As the world battles a spike in assaults and plots by Islamist militants, Indonesia's anti-terrorism unit is drawing praise for stemming a wave of bloody attacks in the sprawling Muslim-majority nation.
Indonesia has foiled at least 15 attacks this year alone and made more than 150 arrests, disrupting plots ranging from suicide attacks in Jakarta to a rocket attack from Indonesia's Batam island targeting Singapore.
Going back to 2010, a Reuters analysis of data shows the elite unit, Special Detachment 88 (Densus 88), has prevented at last 54 plots or attacks in the nation of 250 million people, the world's fourth largest.
"Densus 88 has become better than pretty well any other counter-terrorism group in the world," said Greg Barton, a terrorism export and research professor in Global Islamic Politics at Alfred Deakin Institute in Melbourne.
"They have had an incredible workload and they have become remarkably good at what they do."
In the last six years, there has been only one major attack in Indonesia that caused civilian deaths, when assailants hit a Jakarta mall and police post with gunfire and bombs, resulting in the deaths of three Indonesians and a dual Algerian-Canadian national. All four attackers were also killed in the January 2016 attack.
Between 2002 to 2009, there were nine major attacks by militants, leaving 295 dead and hundreds of others wounded.
Since its formation in 2002, the unit has put a premium on clandestine intelligence gathering. Now much of that intelligence work is done online, by infiltrating and monitoring chat rooms, social media and messaging apps popular with militants.
Few details about Densus 88 are publicly available.
"We built our organisation to learn from the enemy," said a senior counter-terrorism officer who provided some insight into the working of the unit but spoke on condition of anonymity.
Created in the aftermath of the deadly 2002 Bali bombings that killed more than 200 people, Densus 88 has about 400 to 500 members, state-of-the-art weaponry and training, said another official. It has received more than $A278 million of funding from allies such as Australia and the United States.
The unit is headed by a task force, a core of 30 or so senior members, said the Indonesian law enforcement source.
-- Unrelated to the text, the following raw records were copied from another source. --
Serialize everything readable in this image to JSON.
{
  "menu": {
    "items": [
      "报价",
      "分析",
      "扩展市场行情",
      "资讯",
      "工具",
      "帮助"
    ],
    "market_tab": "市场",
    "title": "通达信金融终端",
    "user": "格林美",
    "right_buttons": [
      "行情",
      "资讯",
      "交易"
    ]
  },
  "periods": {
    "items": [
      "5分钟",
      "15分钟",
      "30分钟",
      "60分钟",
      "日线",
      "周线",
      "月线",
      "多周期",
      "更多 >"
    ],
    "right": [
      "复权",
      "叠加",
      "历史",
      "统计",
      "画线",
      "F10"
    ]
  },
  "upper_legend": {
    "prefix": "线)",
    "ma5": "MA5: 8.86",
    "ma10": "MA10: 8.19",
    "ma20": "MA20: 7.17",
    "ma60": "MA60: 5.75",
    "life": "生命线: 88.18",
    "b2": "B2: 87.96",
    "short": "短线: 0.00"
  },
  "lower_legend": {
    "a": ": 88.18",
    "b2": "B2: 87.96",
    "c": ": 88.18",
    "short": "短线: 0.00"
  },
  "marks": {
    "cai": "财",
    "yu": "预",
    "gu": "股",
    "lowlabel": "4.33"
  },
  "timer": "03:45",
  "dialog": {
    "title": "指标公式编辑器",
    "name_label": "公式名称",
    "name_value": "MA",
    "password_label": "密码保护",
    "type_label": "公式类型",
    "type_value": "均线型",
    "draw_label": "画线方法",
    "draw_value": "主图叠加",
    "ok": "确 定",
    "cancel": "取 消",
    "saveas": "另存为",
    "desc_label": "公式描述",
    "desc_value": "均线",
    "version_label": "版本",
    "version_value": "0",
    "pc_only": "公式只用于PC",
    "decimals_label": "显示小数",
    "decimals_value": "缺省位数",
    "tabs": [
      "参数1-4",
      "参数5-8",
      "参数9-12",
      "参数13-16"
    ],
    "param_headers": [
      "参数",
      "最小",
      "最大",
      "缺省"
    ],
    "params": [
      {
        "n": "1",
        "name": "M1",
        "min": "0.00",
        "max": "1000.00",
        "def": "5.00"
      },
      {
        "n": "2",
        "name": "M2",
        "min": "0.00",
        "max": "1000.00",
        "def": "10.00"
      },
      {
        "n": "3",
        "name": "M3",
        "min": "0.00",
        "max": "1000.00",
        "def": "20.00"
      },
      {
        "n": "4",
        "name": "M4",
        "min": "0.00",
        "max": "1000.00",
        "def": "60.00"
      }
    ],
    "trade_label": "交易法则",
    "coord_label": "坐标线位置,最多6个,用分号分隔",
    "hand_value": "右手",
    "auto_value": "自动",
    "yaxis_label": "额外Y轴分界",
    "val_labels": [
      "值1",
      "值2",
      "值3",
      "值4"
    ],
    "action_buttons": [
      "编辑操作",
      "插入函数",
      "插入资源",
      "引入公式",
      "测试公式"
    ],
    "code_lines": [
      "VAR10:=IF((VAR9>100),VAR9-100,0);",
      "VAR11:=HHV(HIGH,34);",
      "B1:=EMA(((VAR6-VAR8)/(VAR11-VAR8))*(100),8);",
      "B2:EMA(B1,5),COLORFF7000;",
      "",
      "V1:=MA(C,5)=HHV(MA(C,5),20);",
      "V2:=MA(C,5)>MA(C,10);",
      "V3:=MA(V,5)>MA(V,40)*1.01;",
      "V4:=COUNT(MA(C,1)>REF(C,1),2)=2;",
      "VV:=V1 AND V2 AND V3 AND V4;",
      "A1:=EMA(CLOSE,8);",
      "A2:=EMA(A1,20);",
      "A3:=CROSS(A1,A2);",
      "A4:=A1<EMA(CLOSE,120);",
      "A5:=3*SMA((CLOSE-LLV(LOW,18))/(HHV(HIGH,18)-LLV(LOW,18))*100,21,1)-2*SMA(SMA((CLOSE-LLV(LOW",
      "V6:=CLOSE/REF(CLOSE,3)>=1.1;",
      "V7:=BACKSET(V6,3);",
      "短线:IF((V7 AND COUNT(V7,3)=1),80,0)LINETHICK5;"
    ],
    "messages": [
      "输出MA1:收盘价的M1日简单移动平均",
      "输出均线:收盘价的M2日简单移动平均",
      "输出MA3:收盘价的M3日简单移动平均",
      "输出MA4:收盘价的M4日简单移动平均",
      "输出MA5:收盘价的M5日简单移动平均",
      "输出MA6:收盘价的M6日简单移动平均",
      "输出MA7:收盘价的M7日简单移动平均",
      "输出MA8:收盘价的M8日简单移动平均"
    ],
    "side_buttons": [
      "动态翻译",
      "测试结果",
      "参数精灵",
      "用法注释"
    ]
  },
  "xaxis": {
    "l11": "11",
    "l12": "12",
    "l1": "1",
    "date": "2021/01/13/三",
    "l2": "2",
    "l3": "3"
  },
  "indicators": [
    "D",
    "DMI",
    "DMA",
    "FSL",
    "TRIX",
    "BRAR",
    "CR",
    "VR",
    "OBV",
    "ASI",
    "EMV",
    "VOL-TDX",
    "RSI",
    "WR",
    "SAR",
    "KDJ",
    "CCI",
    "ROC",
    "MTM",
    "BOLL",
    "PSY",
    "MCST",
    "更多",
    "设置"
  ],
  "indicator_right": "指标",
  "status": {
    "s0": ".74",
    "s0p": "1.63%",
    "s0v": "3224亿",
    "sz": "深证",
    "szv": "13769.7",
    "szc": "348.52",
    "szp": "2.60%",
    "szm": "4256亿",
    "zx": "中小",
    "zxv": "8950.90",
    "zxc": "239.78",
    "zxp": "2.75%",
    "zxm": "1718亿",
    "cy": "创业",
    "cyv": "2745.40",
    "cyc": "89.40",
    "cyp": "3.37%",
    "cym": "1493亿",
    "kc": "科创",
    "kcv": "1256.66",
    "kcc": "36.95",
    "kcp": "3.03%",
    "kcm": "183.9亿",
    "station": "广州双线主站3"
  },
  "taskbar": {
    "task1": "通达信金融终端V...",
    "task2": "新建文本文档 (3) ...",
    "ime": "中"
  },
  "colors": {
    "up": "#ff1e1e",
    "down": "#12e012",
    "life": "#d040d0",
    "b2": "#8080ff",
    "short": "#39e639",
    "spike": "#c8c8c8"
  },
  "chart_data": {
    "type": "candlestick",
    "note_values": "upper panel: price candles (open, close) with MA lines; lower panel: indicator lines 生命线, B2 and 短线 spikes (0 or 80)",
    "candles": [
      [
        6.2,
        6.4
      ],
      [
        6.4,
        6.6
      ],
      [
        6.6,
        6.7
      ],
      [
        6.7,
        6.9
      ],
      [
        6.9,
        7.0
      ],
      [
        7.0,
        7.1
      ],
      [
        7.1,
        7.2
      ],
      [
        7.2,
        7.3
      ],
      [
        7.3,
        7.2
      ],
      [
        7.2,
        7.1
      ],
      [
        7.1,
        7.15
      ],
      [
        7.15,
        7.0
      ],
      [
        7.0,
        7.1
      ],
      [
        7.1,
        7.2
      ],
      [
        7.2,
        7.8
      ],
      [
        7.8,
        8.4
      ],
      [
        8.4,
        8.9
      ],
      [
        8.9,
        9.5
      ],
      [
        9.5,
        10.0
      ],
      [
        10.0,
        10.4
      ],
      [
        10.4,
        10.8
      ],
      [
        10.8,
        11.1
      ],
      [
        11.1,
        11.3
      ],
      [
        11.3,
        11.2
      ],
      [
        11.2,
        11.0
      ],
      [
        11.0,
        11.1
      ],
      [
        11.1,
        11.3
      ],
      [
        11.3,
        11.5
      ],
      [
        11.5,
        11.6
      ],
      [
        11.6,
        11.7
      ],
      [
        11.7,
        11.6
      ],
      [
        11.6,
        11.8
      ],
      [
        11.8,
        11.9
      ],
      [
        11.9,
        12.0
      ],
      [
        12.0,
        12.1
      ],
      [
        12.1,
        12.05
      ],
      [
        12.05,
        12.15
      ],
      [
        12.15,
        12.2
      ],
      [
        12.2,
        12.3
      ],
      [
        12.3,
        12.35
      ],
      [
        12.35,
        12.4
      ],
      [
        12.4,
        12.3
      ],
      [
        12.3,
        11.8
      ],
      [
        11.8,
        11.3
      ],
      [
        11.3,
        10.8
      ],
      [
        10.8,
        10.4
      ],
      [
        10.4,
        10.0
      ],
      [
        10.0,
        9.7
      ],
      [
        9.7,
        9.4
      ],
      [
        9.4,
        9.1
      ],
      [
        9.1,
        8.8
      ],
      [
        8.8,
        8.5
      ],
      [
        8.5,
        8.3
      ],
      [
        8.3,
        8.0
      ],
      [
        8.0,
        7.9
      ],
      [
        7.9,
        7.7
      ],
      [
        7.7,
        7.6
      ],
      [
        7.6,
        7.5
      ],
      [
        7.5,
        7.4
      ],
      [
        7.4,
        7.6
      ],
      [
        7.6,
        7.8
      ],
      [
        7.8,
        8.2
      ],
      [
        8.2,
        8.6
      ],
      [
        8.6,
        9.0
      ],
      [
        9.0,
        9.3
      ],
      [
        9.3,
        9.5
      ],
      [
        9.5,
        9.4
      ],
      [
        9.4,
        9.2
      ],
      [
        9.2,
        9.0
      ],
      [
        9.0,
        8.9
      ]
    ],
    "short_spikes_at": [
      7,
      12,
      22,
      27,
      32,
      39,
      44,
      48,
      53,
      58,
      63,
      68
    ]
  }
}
"Many of them possess doctorates and have specialties like psychology and social behaviour," the source added. "They are not like regular police."
The black clad, heavily armed members of Densus 88 sometimes seen during raids on suspected militant hideouts make up a small proportion of the unit, officials say.
Far more personnel are dedicated to gathering intelligence in the field and monitoring communications and online activity. There is also a large team of investigators analysing that intelligence and forensically examining explosives and other evidence.
Sidney Jones, the director of Institute for Policy Aanalysis of Conflict (IPAC), said the key to Densus 88's success lies in its intelligence gathering.
"They know the radical networks and have a good set of informers," she said. "It is unparalleled in terms of its ability to understand the sources of possible threats."